Prof William Kunin, an ecologist from the University of Leeds and lead author on the article, says policymakers are often concerned with the preservation of biodiversity at national, continental or global scales, but most biodiversity monitoring is conducted at very fine scales.

"This mismatch between the scales of our policies and of our data creates serious challenges, especially when assessing biodiversity change."

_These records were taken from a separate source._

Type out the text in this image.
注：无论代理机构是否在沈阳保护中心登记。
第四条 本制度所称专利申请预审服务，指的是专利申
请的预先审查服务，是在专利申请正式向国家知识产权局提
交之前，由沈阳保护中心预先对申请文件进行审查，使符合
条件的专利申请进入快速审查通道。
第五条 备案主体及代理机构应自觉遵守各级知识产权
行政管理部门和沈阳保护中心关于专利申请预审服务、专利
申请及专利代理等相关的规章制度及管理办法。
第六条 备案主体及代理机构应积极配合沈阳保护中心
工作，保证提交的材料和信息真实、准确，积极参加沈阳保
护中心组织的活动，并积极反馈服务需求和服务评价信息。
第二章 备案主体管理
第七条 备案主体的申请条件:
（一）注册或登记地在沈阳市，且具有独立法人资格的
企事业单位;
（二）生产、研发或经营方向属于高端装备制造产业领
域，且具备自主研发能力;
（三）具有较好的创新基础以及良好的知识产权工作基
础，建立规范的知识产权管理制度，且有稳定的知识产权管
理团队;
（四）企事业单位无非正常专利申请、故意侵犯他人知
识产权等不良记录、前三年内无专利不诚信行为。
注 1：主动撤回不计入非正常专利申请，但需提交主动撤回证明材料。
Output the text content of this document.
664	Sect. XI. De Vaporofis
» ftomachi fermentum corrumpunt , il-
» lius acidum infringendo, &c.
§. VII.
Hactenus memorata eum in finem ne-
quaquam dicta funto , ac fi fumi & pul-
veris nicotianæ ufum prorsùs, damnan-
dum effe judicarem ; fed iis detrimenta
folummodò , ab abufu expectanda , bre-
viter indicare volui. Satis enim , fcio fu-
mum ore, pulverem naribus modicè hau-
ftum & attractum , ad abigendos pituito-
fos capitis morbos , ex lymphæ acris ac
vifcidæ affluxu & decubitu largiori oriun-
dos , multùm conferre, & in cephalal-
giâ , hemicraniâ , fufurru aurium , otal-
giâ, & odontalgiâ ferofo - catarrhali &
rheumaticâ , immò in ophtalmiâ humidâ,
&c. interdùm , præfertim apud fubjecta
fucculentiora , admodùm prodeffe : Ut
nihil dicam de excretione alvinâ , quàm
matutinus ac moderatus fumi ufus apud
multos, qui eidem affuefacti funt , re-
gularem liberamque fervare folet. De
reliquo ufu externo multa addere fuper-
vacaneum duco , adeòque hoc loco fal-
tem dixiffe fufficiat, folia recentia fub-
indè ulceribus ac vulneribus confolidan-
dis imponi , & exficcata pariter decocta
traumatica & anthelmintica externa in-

Of all the models tested, the model making the most robust estimates for total species richness was one based on the sampling theory developed by Prof Fangliang He (University of Alberta, Canada) and Prof Tsung-Jen Shen (National Chung Hsing University, Taiwan), which provided estimates within 10% of the true value. However, this model was not appropriate for estimating the shape of the "species-area relationship" - making it a poor choice for estimating the number of species found in areas smaller than Britain as a whole. The single best method for estimating the shape of species-area relationship was proposed by Prof Cang Hui from Stellenbosch University, based on his concept of species' occupancy ranking. A third model, proposed by Dr. Arnošt Šizling (of the Czech Academy of Sciences), combined well with the Shen-He method to allow even closer estimates of this curve.

Other models performed less well; while there are around 2,300 plant species in area in question, some models' up-scaled species richness estimates were far off the mark, ranging from 62 to 11,593.

Prof Kunin says while there remains substantial room for improvement in upscaling methods, the results suggest that several existing methods have the potential for practical application to estimate species richness at coarse spatial scales.

"We have shown that mathematical modelling of biodiversity upscaling has come of age. These methods will greatly facilitate biodiversity estimation in poorly-studied taxa and regions, and the monitoring of biodiversity change at multiple spatial scales," he concludes.